Shorter total exercise time and peak functional capacity were observed when participants completed the GXT with a facemask. Peak values were estimated based on time to exhaustion and workload (i.e., speed and grade) at fatigue. GXT protocols using 3-minute stages (e.g., the Modified Bruce Protocol) require patients to complete ≥2 minutes of their final stage to predict the MET level of that stage (8). We found participants exercised 1 minute shorter when wearing a facemask during a GXT, translating to nearly 2 METs lower than the no facemask trial. In addition to prognosis and treatment strategy (e.g., risk stratification for advanced heart failure therapies), accurate assessment of peak METs is essential for determining patient ability to return to work after a cardiovascular event (15). Notably, the standard error in estimating exercise capacity from prediction equations is ±1 MET (16).
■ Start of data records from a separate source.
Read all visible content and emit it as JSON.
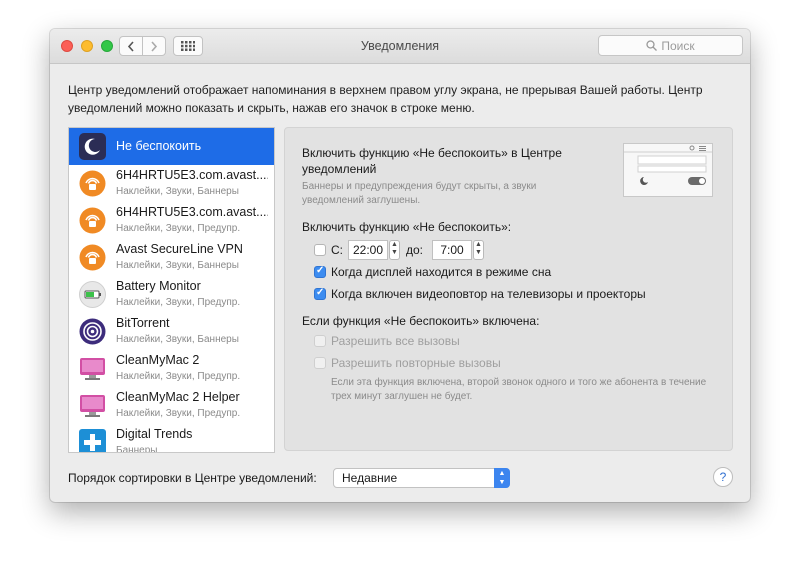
{
  "window": {
    "title": "Уведомления"
  },
  "search": {
    "placeholder": "Поиск"
  },
  "description": "Центр уведомлений отображает напоминания в верхнем правом углу экрана, не прерывая Вашей работы. Центр уведомлений можно показать и скрыть, нажав его значок в строке меню.",
  "apps": [
    {
      "name": "Не беспокоить",
      "sub": "",
      "icon": "moon-icon",
      "selected": true
    },
    {
      "name": "6H4HRTU5E3.com.avast....",
      "sub": "Наклейки, Звуки, Баннеры",
      "icon": "avast-icon"
    },
    {
      "name": "6H4HRTU5E3.com.avast....",
      "sub": "Наклейки, Звуки, Предупр.",
      "icon": "avast-icon"
    },
    {
      "name": "Avast SecureLine VPN",
      "sub": "Наклейки, Звуки, Баннеры",
      "icon": "avast-icon"
    },
    {
      "name": "Battery Monitor",
      "sub": "Наклейки, Звуки, Предупр.",
      "icon": "battery-icon"
    },
    {
      "name": "BitTorrent",
      "sub": "Наклейки, Звуки, Баннеры",
      "icon": "bittorrent-icon"
    },
    {
      "name": "CleanMyMac 2",
      "sub": "Наклейки, Звуки, Предупр.",
      "icon": "cleanmymac-icon"
    },
    {
      "name": "CleanMyMac 2 Helper",
      "sub": "Наклейки, Звуки, Предупр.",
      "icon": "cleanmymac-icon"
    },
    {
      "name": "Digital Trends",
      "sub": "Баннеры",
      "icon": "digital-trends-icon"
    }
  ],
  "dnd": {
    "title": "Включить функцию «Не беспокоить» в Центре уведомлений",
    "note": "Баннеры и предупреждения будут скрыты, а звуки уведомлений заглушены.",
    "enable_label": "Включить функцию «Не беспокоить»:",
    "from_label": "С:",
    "from_time": "22:00",
    "to_label": "до:",
    "to_time": "7:00",
    "sleep_label": "Когда дисплей находится в режиме сна",
    "mirror_label": "Когда включен видеоповтор на телевизоры и проекторы",
    "when_on_label": "Если функция «Не беспокоить» включена:",
    "allow_all_label": "Разрешить все вызовы",
    "repeat_label": "Разрешить повторные вызовы",
    "repeat_note": "Если эта функция включена, второй звонок одного и того же абонента в течение трех минут заглушен не будет.",
    "schedule_checked": false,
    "sleep_checked": true,
    "mirror_checked": true
  },
  "sort": {
    "label": "Порядок сортировки в Центре уведомлений:",
    "value": "Недавние"
  },
  "help": {
    "label": "?"
  },
  "colors": {
    "accent": "#1e6ce7",
    "checkbox": "#3c8cf0",
    "avast": "#f08a24"
  }
}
Therefore, clinicians should consider alternative testing methods available (i.e., cardiopulmonary exercise testing) for accurate assessment of functional capacity when necessary.
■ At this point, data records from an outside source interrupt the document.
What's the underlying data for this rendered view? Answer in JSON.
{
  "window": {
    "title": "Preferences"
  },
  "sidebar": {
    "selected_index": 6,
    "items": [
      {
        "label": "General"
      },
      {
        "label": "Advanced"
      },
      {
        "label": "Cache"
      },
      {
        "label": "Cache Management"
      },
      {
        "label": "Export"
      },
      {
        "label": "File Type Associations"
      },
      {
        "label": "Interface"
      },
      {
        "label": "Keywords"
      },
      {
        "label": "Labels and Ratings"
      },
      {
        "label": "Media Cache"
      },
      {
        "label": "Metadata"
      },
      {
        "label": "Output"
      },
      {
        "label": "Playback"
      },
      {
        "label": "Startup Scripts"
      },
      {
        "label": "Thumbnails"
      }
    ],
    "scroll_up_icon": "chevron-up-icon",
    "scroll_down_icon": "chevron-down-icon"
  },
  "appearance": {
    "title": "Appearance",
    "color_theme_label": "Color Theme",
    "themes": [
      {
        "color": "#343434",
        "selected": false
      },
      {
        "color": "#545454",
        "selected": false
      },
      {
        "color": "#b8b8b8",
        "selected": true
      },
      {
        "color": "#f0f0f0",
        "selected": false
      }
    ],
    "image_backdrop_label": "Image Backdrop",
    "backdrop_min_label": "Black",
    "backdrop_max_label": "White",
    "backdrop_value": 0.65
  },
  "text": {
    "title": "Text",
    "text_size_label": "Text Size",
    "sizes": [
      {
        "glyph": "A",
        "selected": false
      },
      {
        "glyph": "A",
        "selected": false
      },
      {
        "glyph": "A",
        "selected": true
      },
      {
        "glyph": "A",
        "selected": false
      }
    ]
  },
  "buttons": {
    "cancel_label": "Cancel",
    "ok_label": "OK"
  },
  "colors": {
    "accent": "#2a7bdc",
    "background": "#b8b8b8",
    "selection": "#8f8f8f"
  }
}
Interestingly, peak RPE (valid measure of exercise intensity) was comparable between trials (17). Therefore, participants subjectively felt a similar effort was achieved in both trials. Peak RPP was also similar between trials, indicative of equal myocardial oxygen demand and cardiovascular stress. However, peak HR and METs were lower during the facemask trial. This is meaningful, considering clinicians rely on patients to provide feedback regarding their effort at fatigue.
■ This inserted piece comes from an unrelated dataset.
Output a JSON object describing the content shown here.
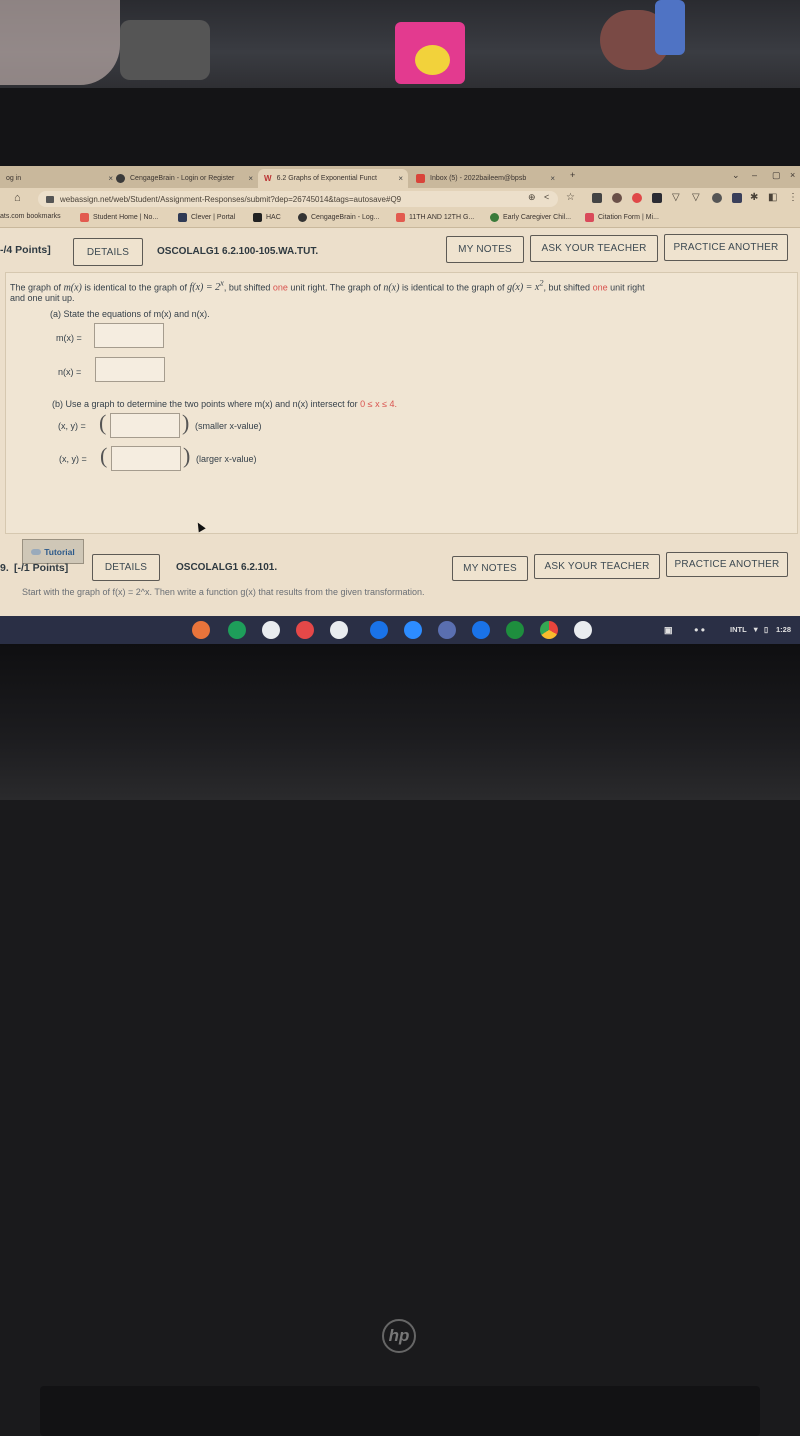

There are certain limitations of our investigation. For example, participants were not blinded to test type. However, they were blinded to exercise time and physiological data, helping to reduce participant bias. We also only used the Modified Bruce Protocol, while other protocols (e.g., Naughton or Bruce) are employed for some patients. However, as a widely used protocol in the U.S., the Modified Bruce Protocol is applicable in clinical situations (8). Furthermore, additional outside exercise prior to participants completing their GXT was not controlled. However, this is more applicable to real-world scenarios, as clinicians cannot fully control a patient's outside activity (e.g., cardiac rehabilitation exercise session) prior to exercise testing. While our participant pool was composed of predominantly fit individuals, participants had a variety of CVD risk factors and exhibited abnormal stress test responses, representing what would typically be seen in general populations. Additionally, our participant pool comprised nearly equal males and females, and ~20% were of a nonwhite race.
CONCLUSIONS
Our results suggest facemask use slightly attenuates peak HR and workload data derived from a maximal GXT, which may impact clinical decision making. Therefore, clinicians should be aware of the impact of facemask use, or lack thereof, on patient data during exercise testing.